第9話

 宴は集落の中央にある広場で行われた。


 中央にある大きな焚き火が広場全体を灯す。周辺にはいくつかの大きな布が敷いてあり、いくつもの料理と酒が所狭しと並ぶ。


 エルフたちは、おもいおもいに食べて、飲み、騒いでいた。族長であるアリアの挨拶と俺の紹介、そして乾杯のあとは自由に談笑し、酒を楽しんでいる。


 俺は、アリアとアルクとともに、もっとも大きな集団にいた。乾杯とともに盃は交わしたものの、手に取ったエールという酒を飲めないで5分ほど観察している。


 近くにいるエルフたちは興味深そうにその様子を見ている。飲まないという選択肢はなさそうだ。


 聞けば、麦から作った酒とのこと。透明な金色でわずかに発泡している。嗅げば、麦らしく香ばしい。酒独特の臭いはどぶろくや白酒(日本酒)より少ない。


 ペロッと少し舐めてみる。やや、苦味があり麦茶を薄めたような味がする。


「それは一気にグビッと飲むもんだ。安心しな。骨は拾おう」


 にやにやとしながらアリアは諭す。


 こうとなってはあとには引けない。俺はエールが入ったコップに口をつけると一気に傾け喉へと流し込んだ。


 グッ


 グビッグビッグビッ



 ぷはぁー


 全部飲み干した後大きく息を吐いた。


「これは神の飲み物か?」


 ドッ


 先程よりも大きな笑い声が起こる。


「気に入ってくれたようで何よりだ」


 恐ろしくうまい。いや、体が欲しているというべきか。


 エールが喉を抜ける際の爽快感がたまらない。確かにこの感じは一気に飲まなくてはわからない。麦の風味が鼻を抜け、後味も清々しい。
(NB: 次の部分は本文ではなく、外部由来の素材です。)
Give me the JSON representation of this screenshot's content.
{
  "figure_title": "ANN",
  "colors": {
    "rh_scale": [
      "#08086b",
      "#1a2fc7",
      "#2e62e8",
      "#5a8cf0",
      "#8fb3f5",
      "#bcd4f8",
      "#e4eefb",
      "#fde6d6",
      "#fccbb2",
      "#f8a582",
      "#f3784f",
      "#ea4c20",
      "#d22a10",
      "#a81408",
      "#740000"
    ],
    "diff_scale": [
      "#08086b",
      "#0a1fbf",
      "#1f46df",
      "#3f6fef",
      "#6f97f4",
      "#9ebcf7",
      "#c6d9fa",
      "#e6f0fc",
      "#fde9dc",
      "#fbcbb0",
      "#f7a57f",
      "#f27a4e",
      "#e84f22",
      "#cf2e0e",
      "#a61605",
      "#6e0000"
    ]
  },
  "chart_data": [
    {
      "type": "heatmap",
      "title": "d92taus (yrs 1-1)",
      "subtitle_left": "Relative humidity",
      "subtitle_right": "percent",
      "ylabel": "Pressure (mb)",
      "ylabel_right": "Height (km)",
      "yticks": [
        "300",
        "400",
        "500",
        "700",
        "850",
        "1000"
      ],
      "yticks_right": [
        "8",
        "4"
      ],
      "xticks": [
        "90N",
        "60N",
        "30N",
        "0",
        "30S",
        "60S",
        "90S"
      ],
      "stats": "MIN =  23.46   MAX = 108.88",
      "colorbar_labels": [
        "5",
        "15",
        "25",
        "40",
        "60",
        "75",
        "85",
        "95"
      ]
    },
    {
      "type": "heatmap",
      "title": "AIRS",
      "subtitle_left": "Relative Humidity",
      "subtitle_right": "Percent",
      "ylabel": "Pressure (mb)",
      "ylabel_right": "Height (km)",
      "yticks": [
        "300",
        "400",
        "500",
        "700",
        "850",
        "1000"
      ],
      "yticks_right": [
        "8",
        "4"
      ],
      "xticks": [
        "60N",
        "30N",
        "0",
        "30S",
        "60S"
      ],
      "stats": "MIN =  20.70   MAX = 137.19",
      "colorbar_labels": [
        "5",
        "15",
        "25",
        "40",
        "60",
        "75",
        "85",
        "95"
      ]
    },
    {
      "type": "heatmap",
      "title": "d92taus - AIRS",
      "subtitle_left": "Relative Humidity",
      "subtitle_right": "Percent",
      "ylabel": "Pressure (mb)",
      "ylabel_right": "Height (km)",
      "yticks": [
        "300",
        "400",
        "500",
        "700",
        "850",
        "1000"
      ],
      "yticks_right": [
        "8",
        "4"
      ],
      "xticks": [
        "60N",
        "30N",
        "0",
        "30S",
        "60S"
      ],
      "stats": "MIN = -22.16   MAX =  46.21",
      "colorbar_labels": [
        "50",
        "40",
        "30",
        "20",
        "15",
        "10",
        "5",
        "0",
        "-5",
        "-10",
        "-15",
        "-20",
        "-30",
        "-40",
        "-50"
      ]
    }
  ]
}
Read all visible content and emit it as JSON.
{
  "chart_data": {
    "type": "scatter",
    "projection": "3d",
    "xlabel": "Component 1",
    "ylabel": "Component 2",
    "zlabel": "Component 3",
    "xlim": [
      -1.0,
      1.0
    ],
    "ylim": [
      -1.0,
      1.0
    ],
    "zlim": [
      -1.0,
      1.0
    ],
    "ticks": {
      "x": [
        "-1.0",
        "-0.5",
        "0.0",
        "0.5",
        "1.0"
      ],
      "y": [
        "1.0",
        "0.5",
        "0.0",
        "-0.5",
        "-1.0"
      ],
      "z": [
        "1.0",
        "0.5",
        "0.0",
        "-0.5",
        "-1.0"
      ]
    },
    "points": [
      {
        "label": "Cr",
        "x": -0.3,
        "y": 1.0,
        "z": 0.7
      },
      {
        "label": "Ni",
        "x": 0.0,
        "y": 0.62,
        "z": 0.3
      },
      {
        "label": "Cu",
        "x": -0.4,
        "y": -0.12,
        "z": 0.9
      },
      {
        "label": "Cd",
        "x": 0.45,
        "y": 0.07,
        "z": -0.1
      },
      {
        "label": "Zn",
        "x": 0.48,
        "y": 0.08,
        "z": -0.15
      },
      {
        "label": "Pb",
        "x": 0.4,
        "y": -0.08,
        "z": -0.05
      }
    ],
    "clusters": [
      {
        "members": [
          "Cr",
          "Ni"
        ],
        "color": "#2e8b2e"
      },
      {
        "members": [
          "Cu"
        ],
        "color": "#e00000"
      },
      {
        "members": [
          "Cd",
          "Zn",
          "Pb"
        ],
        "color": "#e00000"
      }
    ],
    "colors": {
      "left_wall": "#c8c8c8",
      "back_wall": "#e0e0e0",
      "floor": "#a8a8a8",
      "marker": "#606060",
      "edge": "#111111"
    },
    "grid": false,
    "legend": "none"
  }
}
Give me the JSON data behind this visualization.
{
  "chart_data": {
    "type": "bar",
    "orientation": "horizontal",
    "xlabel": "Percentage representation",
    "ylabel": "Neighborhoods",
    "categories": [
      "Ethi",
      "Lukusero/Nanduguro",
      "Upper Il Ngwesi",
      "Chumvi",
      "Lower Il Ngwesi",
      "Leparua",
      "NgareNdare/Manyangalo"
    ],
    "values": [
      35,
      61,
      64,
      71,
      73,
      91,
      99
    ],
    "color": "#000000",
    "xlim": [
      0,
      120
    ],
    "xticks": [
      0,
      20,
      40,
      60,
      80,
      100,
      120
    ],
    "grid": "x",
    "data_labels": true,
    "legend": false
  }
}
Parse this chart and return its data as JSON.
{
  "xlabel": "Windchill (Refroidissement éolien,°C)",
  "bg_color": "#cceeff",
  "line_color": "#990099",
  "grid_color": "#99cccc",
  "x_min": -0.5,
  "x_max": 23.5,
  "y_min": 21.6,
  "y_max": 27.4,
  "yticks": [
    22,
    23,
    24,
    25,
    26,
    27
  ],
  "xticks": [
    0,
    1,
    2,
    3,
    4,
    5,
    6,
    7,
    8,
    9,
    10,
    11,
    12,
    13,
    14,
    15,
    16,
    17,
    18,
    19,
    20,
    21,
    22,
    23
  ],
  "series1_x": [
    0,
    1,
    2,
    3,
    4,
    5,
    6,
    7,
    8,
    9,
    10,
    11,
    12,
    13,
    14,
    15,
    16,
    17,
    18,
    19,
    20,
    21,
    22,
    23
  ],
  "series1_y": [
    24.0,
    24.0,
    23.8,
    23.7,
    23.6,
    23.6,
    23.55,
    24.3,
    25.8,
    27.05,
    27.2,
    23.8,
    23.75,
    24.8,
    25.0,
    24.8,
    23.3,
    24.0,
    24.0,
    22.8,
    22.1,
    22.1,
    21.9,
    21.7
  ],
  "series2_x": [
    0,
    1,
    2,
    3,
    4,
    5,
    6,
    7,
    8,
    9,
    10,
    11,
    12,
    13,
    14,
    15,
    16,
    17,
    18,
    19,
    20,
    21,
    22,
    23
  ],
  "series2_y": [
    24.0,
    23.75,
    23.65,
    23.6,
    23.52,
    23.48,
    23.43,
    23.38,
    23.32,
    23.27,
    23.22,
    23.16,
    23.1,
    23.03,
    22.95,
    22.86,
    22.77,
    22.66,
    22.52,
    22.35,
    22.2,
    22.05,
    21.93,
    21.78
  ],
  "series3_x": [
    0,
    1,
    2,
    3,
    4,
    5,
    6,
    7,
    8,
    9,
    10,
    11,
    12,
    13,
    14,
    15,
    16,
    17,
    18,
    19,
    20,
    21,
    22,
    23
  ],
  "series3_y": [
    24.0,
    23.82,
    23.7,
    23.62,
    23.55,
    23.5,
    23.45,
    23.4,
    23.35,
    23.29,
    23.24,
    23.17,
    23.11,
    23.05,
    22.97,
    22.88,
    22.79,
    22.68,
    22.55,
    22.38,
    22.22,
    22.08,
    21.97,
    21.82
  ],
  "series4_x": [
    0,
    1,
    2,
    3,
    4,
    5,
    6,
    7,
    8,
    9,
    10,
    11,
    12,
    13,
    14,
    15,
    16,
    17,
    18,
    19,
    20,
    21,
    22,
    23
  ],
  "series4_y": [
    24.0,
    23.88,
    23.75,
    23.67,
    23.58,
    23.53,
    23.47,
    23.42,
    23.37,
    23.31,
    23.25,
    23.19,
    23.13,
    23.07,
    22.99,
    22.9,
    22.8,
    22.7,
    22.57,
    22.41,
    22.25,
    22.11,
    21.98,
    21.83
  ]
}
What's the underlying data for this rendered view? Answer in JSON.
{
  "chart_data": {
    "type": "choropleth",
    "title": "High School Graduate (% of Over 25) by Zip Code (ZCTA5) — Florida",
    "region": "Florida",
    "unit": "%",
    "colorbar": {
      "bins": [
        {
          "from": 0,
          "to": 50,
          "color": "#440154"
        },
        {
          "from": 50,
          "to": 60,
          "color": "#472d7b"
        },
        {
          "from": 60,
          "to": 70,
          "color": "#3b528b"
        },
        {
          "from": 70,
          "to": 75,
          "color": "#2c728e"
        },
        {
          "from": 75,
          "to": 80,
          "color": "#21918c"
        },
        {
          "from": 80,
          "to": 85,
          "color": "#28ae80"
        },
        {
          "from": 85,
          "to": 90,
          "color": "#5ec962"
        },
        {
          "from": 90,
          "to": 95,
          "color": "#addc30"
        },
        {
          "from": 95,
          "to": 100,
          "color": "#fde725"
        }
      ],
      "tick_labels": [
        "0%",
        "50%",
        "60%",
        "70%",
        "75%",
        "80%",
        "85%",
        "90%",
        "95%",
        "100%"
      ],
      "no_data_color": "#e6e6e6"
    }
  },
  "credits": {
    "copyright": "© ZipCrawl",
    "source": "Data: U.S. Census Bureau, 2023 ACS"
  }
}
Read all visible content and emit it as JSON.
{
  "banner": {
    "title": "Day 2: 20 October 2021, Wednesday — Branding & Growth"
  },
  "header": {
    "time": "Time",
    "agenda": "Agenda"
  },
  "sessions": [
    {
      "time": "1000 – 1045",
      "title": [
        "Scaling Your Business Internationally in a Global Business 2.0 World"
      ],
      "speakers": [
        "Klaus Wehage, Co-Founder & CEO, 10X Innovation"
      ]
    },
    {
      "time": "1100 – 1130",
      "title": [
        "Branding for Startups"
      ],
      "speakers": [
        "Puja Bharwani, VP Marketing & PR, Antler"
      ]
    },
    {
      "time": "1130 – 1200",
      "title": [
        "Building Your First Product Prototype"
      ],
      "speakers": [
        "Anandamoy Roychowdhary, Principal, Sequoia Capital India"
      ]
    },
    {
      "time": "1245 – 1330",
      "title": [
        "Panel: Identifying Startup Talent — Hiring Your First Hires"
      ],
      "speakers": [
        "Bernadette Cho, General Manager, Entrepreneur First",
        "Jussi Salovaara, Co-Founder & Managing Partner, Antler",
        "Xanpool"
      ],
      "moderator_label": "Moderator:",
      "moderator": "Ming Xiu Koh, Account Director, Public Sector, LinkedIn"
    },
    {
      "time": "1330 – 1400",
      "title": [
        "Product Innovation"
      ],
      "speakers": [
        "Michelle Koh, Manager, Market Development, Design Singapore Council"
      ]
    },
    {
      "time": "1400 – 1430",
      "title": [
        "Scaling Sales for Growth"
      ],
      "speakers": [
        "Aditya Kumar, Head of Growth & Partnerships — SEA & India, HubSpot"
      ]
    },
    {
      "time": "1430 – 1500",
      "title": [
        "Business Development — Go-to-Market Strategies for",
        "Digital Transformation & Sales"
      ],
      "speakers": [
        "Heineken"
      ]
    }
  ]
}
 日本酒よりも好きかもしれない。味がないというより、最小限というべきか。これは肉と合う。


「エールは肉を食べながら飲むのが一番だ。お前の狩った肉も惜しみなく使わせてもらった。さぁ、やってくれ」


 俺の気持ちを見透かしたようにアリアは言う。俺は手を合わせて、命への敬意を払い、並べられた料理を食べることにした。殆どが肉主体だが、葉物はものやソースと合わせるなど創意工夫がされているのは明らかでとわの料理も食欲をそそる。


 目の前にあるのはおそらく狼の肉だろう。大きな塊肉の切れ込みに葉を詰めてこんがりと焼き上げている。


 それを、一つつまみ上げて、豪快にかじる。肉汁が口いっぱいに広がる。


 たまらず、エールを口に入れようとすると、隣りにいたアリアが、コップを持った俺の手首をつかみ、動きを静止する。


 アリアは口をもぐもぐとさせて、もっと噛んでから飲み込めと無言で諭す。


 エールをお預けされた俺はそれに従うしかない。


 しばらく噛んでると香草の香りや密の甘みが肉の旨みに相乗し、料理としての奥ゆきを増す。


 アリアが手を離すと俺は一気にエールを流し込む。


 グビッグビッ


 グッ


 転生した喜びを噛みしめる。


 確信した。肉と酒は日本に勝る。そして女も。


 横を見るとアリアはニカッとした笑顔を浮かべていた。


 酒のせいだろう。俺の心臓は明らかに高鳴っていた。


「お兄ちゃん」


 小さな声に振り返ると、ルーがいた。